Bodenfeuchte Baden-Württemberg: Schwere Dürre dominiert großflächig

[Trockenheit]

Die aktuelle Karte des UFZ-Düremonitors zeigt für Baden-Württemberg eine großflächig angespannte Bodenfeuchtesituation. Etwa 70-75 Prozent des Landes sind von schwerer Dürre (rote Klasse, statistisches Wiederkehrintervall 20 Jahre) oder extremer Dürre (dunkelrot, 30 Jahre) betroffen. Nur schmale Streifen entlang des Rheins und des Schwarzwaldwesthangs deuten in hellgelbe bis orange Bereiche aus. Die Karte zeigt ein 14-Tage-Mittel des Gesamtbodens bis 1,80 Meter Tiefe und wird wöchentlich vom Helmholtz-Zentrum für Umweltforschung aktualisiert.

Aktuelle Dürrekarte Baden-Württemberg (Quelle: UFZ Dürremonitor)
Aktuelle Dürrekarte Baden-Württemberg (Quelle: UFZ Dürremonitor)

Südosten und Mitte mit extremen Bodentrockenheitsindizes

Der Süden und die Landesmitte, insbesondere die Beckenlandschaften zwischen Stuttgart und Tübingen sowie Teile der Oberschwäbischen Hochebene, zeigen überwiegend dunkelrote Färbung – diese Regionen befinden sich in extremer Dürre.

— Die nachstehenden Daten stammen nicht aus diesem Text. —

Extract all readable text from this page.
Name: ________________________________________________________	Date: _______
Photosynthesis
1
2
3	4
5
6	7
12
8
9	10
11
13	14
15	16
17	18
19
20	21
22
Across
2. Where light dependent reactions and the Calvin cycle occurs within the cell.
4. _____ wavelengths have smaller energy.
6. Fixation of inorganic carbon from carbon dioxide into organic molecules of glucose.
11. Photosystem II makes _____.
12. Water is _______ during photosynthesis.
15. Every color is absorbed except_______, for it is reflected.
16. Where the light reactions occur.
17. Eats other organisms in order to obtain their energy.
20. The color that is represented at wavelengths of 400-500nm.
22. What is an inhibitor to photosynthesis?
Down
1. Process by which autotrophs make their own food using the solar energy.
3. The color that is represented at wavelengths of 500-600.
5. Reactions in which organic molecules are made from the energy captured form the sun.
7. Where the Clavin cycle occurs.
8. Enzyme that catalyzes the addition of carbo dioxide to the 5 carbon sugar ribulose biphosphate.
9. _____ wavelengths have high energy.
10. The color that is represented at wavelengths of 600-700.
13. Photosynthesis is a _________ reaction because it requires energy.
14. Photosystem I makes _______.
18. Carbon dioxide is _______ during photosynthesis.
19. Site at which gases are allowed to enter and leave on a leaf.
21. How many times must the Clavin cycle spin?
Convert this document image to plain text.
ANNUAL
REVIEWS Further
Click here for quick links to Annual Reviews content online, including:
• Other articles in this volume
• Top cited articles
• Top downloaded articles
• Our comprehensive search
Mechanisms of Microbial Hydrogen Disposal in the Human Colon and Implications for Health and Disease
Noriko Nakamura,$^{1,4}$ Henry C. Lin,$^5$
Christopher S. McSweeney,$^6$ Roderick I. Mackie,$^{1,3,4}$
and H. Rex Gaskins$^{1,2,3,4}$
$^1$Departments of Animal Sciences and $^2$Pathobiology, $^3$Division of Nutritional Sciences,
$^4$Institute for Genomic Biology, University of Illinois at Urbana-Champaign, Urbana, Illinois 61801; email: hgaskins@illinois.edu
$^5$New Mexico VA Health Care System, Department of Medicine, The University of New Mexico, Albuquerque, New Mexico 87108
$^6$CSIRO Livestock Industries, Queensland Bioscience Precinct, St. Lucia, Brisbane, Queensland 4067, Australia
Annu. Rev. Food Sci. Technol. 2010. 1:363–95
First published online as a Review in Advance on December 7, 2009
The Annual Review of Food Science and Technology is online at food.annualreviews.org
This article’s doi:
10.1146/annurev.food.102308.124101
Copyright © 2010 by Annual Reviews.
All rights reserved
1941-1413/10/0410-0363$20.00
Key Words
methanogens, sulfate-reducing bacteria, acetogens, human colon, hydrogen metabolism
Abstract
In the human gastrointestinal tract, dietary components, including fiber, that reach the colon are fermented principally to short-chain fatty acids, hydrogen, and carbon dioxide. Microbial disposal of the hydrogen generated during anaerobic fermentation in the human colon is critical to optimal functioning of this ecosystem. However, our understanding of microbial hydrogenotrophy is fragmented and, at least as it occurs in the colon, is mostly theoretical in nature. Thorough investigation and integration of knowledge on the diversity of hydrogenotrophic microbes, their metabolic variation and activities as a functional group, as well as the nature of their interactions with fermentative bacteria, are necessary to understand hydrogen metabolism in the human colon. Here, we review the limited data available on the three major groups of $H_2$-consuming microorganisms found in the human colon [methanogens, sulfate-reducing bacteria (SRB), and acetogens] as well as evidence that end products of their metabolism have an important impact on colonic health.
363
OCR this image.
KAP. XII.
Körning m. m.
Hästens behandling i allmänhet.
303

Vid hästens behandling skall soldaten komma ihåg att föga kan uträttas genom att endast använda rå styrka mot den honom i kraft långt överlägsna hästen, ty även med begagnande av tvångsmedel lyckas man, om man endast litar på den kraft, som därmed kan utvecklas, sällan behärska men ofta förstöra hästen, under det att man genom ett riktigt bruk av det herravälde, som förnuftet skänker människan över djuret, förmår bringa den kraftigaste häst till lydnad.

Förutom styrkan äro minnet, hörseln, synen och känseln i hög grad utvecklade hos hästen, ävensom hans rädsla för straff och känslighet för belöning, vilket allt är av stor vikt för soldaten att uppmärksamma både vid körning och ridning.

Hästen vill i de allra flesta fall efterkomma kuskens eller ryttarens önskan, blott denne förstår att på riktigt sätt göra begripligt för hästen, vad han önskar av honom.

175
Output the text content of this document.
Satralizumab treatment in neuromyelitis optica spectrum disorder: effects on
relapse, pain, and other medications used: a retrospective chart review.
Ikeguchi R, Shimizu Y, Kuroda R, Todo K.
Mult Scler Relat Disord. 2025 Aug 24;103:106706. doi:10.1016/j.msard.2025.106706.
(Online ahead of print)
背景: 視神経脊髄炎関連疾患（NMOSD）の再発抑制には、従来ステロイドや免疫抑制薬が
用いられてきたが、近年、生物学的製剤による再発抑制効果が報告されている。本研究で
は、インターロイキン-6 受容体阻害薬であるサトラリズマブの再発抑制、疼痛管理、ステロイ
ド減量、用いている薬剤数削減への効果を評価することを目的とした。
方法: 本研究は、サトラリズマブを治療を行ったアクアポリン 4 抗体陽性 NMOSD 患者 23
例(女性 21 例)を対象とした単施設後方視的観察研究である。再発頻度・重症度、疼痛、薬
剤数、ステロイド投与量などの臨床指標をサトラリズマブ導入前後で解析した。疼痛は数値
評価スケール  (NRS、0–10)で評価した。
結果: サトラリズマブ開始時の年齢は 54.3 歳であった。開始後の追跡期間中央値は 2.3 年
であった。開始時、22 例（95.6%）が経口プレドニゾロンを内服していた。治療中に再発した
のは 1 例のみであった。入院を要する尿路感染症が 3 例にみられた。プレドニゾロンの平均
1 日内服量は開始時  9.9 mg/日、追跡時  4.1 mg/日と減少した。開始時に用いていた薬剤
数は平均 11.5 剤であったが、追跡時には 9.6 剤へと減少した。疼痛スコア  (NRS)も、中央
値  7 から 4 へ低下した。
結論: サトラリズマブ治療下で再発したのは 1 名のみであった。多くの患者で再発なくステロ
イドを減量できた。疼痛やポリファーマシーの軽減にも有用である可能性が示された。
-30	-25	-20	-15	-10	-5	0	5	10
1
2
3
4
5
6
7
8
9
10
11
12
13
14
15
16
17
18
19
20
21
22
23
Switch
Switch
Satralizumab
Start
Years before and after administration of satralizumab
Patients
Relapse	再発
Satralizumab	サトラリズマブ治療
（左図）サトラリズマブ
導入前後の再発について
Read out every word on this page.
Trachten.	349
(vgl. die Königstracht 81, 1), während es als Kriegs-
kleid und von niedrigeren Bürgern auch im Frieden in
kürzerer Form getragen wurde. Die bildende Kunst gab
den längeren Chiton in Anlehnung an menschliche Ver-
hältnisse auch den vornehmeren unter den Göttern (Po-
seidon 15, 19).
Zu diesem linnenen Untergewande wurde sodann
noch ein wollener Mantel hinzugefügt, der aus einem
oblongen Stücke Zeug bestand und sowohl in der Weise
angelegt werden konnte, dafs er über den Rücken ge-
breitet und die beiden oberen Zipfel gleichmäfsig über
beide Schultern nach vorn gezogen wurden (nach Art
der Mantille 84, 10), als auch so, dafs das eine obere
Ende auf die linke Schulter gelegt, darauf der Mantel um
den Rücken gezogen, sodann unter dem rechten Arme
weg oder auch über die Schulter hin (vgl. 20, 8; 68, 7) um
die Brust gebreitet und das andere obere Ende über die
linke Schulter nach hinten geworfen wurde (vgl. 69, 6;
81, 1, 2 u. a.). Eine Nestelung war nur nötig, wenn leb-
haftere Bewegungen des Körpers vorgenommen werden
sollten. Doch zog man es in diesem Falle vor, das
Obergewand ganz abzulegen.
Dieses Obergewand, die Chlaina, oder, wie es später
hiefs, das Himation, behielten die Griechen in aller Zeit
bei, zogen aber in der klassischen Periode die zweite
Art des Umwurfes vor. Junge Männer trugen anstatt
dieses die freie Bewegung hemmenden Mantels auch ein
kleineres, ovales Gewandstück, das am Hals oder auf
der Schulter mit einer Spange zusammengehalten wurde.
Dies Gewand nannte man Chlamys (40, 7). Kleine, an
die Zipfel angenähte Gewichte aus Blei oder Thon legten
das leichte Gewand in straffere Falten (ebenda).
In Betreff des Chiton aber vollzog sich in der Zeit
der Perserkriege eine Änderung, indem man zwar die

Der Südosten (Oberschwaben, Bodenseeregion) weist ebenfalls großflächig rote bis dunkelrote Indizes auf. Der Norden um Heilbronn und die östliche Schwäbische Alb sind rot gefärbt (schwere Dürre). Deutlichere Entlastung zeigt sich nur am Oberrhein und dem mittleren Schwarzwaldwesthang mit orange bis hellgelben Bereichen – dort liegen noch moderate Trockenheitssignale vor.

Null Millimeter Regen bei 30 Grad – Entspannung ausgeschlossen

Die aktuelle Wetterlage verschärft die ohnehin angespannte Situation erheblich. In den vergangenen sieben Tagen fiel durchschnittlich kein Regen, die Temperaturen lagen bei knapp 20 Grad Celsius im Durchschnitt, mit Spitzenwerten von fast 30 Grad. Für die nächsten drei Tage prognostiziert der Wetterdienst lediglich 0,4 Millimeter Niederschlag bei Höchsttemperaturen von knapp 34 Grad Celsius. Der Oberboden wird durch diese Hitze zusätzlich aufgetrocknet. Da der UFZ-Monitor den Gesamtboden abbildet, reagiert dieser träge auf kurzfristige Niederschläge – doch die fehlenden Regenmengen der Vorwochen haben sich längst in tiefere Schichten fortgesetzt.

Deutliche Beeinträchtigung für Landwirtschaft und Grundwasser

Die schwere bis extreme Dürre in dieser Flächenausdehnung beeinträchtigt Sommergetreide, Zuckerrüben und Silomaisbestände in entscheidenden Entwicklungsphasen. Bewässerungsbetriebe dürften bereits erhebliche Kapazitäten abrufen. Der Grundwasserneubildungsprozess stagniert – Sommermonats-Niederschläge reichen nicht aus, um Defizite aus Frühjahr und Frühsommer auszugleichen. Waldgebiete zeigen erhöhte Waldbrandgefahr, besonders in trockenen Beckenlandschaften.